日和見日記

pig-pearl 一行紹介 2012年4月に武蔵野美術大学通信教育課程に入学、2018年3月卒業しました。日常生活のあれこれを記述しています。

ベストを作った

私がこのブログで課題のことを記し始めたのは3年目(2回目の2年生)の時だった。
それ以前にやった課題で思い出したことをツラツラと書いてみようかと思った。
これからも思い出したときに(不定期に)載せてみようかなと思う。


で、1年次(2012年8月)に履修したファッションデザイン。
課題は夏と秋、どちらのスクーリングを受講するかで変わる。
私は夏だった。
夏はベスト制作だった。(ちなみに秋はスカーフ、だったと思う)
課題はさまざまな素材でベストを制作すること。
通信課題(ベストの型紙)はスクーリング前に提出しなくてはならなかった。
スクーリングでは、事前に考えていたデザインを先生にみてもらい、OKが出れば制作にかかれる。
入学したばかりの夏のスクーリングで、何が何やらの状態の私は、課題の意味もよくわかっておらず、考えていたデザインは即却下だった。
しかも、材料を持って行き忘れた(まったく間抜けだった)。
せめて材料を持っていれば先生方に相談、アドバイスももらえるはずだった。
さすがに先生が、早退して明日の準備を家でやってきてもいいよ、と仰って下さった。
それもなーと思いつつ、他の方々が制作を始めるのを眺めているだけ・・・トホホ。


私は書道を習っているので、和紙(半紙)がたくさんある。それを使ったデザインを考えていたのだけれど、却下されて(色を塗ったり、ねじったりして・・・なんだけれど、それ自体は否定されなかったが、デザインがいかにもお粗末だった)どうしようかなと、ぼんやりと皆さんの制作風景を眺めてた。
それで、反古紙で作ってみようと突然思ったのだった。
仮名用の半紙は薄くて丈夫な和紙だし、反古紙の仮名文字が模様になるんじゃないか、と。
そこで、皆さんの制作風景を見ながら、それをどのようなデザインにするか、どんな段取りで制作するか、考えた。

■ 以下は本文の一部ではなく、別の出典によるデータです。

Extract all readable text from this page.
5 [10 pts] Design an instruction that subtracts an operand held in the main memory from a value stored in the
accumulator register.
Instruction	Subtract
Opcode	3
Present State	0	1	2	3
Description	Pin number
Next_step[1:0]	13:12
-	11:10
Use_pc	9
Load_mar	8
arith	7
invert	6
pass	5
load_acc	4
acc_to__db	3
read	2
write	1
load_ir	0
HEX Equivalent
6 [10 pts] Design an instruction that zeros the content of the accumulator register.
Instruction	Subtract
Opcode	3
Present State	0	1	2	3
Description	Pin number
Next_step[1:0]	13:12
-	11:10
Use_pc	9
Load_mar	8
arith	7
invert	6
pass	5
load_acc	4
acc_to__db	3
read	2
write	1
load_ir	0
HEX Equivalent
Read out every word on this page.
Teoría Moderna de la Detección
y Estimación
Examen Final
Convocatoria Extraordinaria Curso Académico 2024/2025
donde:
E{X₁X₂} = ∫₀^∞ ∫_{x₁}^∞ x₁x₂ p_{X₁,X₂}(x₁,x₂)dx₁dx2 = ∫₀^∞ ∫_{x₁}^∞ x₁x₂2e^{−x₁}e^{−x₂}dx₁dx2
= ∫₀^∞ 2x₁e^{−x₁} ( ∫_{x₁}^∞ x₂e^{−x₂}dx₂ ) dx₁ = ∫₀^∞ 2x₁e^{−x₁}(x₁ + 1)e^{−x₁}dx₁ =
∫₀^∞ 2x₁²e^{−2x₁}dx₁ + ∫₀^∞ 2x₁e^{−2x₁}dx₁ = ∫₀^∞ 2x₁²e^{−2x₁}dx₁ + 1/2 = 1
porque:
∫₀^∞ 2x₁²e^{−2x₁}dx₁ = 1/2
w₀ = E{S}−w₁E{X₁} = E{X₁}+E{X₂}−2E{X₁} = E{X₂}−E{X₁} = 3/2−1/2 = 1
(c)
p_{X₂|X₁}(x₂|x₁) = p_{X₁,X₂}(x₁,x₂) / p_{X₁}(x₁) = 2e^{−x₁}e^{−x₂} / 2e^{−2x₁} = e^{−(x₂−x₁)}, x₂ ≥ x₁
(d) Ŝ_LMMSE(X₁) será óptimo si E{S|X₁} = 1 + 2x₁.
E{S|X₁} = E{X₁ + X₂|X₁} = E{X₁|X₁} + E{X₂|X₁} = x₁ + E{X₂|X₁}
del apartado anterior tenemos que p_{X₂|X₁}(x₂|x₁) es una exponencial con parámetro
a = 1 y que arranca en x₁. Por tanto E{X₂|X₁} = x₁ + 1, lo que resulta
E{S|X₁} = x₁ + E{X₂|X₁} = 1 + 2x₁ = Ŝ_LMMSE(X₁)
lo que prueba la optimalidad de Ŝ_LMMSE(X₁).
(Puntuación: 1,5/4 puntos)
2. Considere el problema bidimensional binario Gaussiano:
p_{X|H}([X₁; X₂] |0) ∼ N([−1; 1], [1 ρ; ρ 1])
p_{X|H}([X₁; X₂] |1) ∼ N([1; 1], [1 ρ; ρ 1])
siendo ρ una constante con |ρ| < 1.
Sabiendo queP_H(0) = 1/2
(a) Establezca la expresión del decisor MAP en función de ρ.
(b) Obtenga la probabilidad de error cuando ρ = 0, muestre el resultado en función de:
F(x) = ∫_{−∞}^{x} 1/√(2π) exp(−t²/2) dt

帰宅して3時間くらい作業をして、翌日ほぼ出来上がった。
それがこれ↓

反古紙を5mm幅で折り、それを前身頃にした。

つまり、あれだ、大好きな三宅一生さんの「PLEATS PLEASE」を反古紙でやってみようと思っただけのことだ。
反古紙は何枚くらい使っただろうか・・・よく覚えていないが、たぶんたくさん。
私の下手な仮名文字も折ってしまえばわからないし、先生の朱文字も風景になる、と思ったんだね。
しかし、その発想の良し悪しよりも、皆に感心されたのはきれいに5mm幅に折った反古紙。
先生から「夜なべした?」と聞かれたくらい皆さんには大変な作業と思われたようだった。
確かに折ると面積は半分以下になってしまうし、それを裁断するので、反古紙は見えているよりもずっとたくさん使ったはずだ。しかも縦横を糊で継いだわけで、そこをきれいに隠すためにもちょっと大変だった。それでも、夜なべするほどじゃなかった。
後ろ身頃の分までやったら夜なべ仕事だったけれど、そこまでの気力はなかったし、そもそもそこまでやるつもりもなかった。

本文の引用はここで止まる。